More than 2,300 accounting firms took part in this year’s poll, which revealed that revenue and net client fees per professional at most U.S. public accounting firms have remained flat since 2010, while net client fees per partner have fallen among larger firms.
Bucking that trend were the smallest firms, those with annual revenue of less than $200,000. This group, a mix heavy on sole proprietors and one-partner firms, reported growth of 30% or more in net client fees per professional and per owner/partner (see Exhibits 1 and 2) along with a double-digit revenue increase.
“Because of their size, small firms can be the most nimble as market changes occur,” said James C. Metzler, CPA/CITP, CGMA, vice president–Small Firm Interests with the AICPA. The 2012 MAP results were scheduled to be made public as this JofA issue was going to press. (Full results are available at aicpa.org/pcps/MAP2012.) The JofA’s December 2012 issue will take a deeper dive into the survey’s findings, which allow firms to compare themselves to their peers in a number of performance and policy categories tracked by annual revenue and region of the country. Also in this issue, “Follow MAP to better firm” outlines how firms can best use the results.
A comparison of the 2012 and 2010 survey results shows relatively flat to limited growth in gross fees. Net client fees per professional tell a similar story. Many firms were accustomed to double-digit growth, which still hasn’t returned in the 2012 survey. Firms did at least stabilize or show limited growth in their revenue, which is a sign of slight improvement over 2010.

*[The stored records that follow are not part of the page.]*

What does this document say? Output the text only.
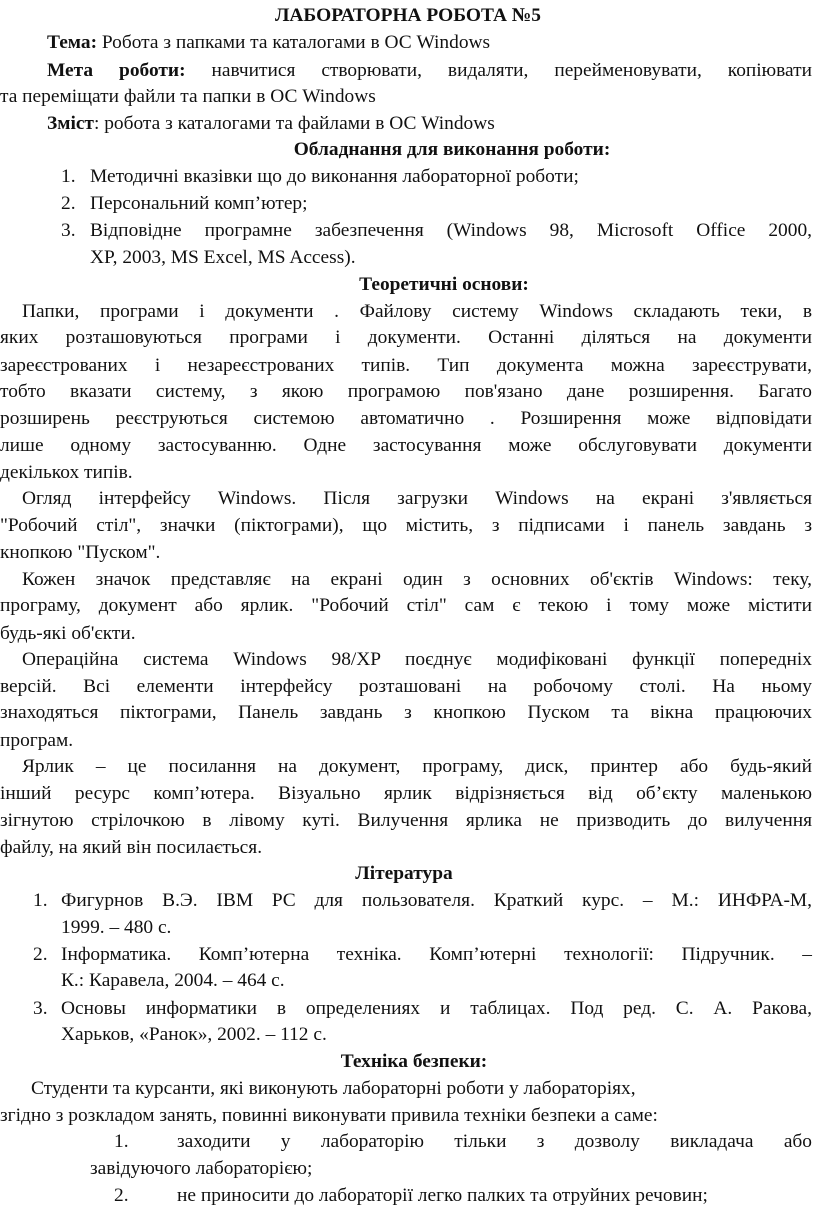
ЛАБОРАТОРНА РОБОТА №5
Тема: Робота з папками та каталогами в ОС Windows
Мета роботи: навчитися створювати, видаляти, перейменовувати, копіювати
та переміщати файли та папки в ОС Windows
Зміст: робота з каталогами та файлами в ОС Windows
Обладнання для виконання роботи:
1. Методичні вказівки що до виконання лабораторної роботи;
2. Персональний комп’ютер;
3. Відповідне програмне забезпечення (Windows 98, Microsoft Office 2000,
XP, 2003, MS Excel, MS Access).
Теоретичні основи:
Папки, програми і документи . Файлову систему Windows складають теки, в
яких розташовуються програми і документи. Останні діляться на документи
зареєстрованих і незареєстрованих типів. Тип документа можна зареєструвати,
тобто вказати систему, з якою програмою пов'язано дане розширення. Багато
розширень реєструються системою автоматично . Розширення може відповідати
лише одному застосуванню. Одне застосування може обслуговувати документи
декількох типів.
Огляд інтерфейсу Windows. Після загрузки Windows на екрані з'являється
"Робочий стіл", значки (піктограми), що містить, з підписами і панель завдань з
кнопкою "Пуском".
Кожен значок представляє на екрані один з основних об'єктів Windows: теку,
програму, документ або ярлик. "Робочий стіл" сам є текою і тому може містити
будь-які об'єкти.
Операційна система Windows 98/XP поєднує модифіковані функції попередніх
версій. Всі елементи інтерфейсу розташовані на робочому столі. На ньому
знаходяться піктограми, Панель завдань з кнопкою Пуском та вікна працюючих
програм.
Ярлик – це посилання на документ, програму, диск, принтер або будь-який
інший ресурс комп’ютера. Візуально ярлик відрізняється від об’єкту маленькою
зігнутою стрілочкою в лівому куті. Вилучення ярлика не призводить до вилучення
файлу, на який він посилається.
Література
1. Фигурнов В.Э. IBM PC для пользователя. Краткий курс. – М.: ИНФРА-М,
1999. – 480 с.
2. Інформатика. Комп’ютерна техніка. Комп’ютерні технології: Підручник. –
К.: Каравела, 2004. – 464 с.
3. Основы информатики в определениях и таблицах. Под ред. С. А. Ракова,
Харьков, «Ранок», 2002. – 112 с.
Техніка безпеки:
Студенти та курсанти, які виконують лабораторні роботи у лабораторіях,
згідно з розкладом занять, повинні виконувати привила техніки безпеки а саме:
1. заходити у лабораторію тільки з дозволу викладача або
завідуючого лабораторією;
2. не приносити до лабораторії легко палких та отруйних речовин;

In contrast, net client fees per partner fell in each of the four largest revenue categories, as detailed in Exhibit 2, with firms in the $5 million to $10 million range reporting a 15% decline and the largest firms ($10 million and up) showing an 11% drop.
“Firms have still continued to promote to partner for retention purposes, so there are more partners, and the revenue didn’t increase,” said Mark Koziel, CPA, CGMA, vice president–Firm Services & Global Alliances with the AICPA. “Firms reduced the partner count going into the 2010 MAP report and spent a few years holding off on partner promotion and have promoted those who have waited the last three years getting ready for the succession issues about to unfold for many firms.”
Editor’s note: The online version of this story and the two Exhibits contain revised results as of Oct. 17, 2012.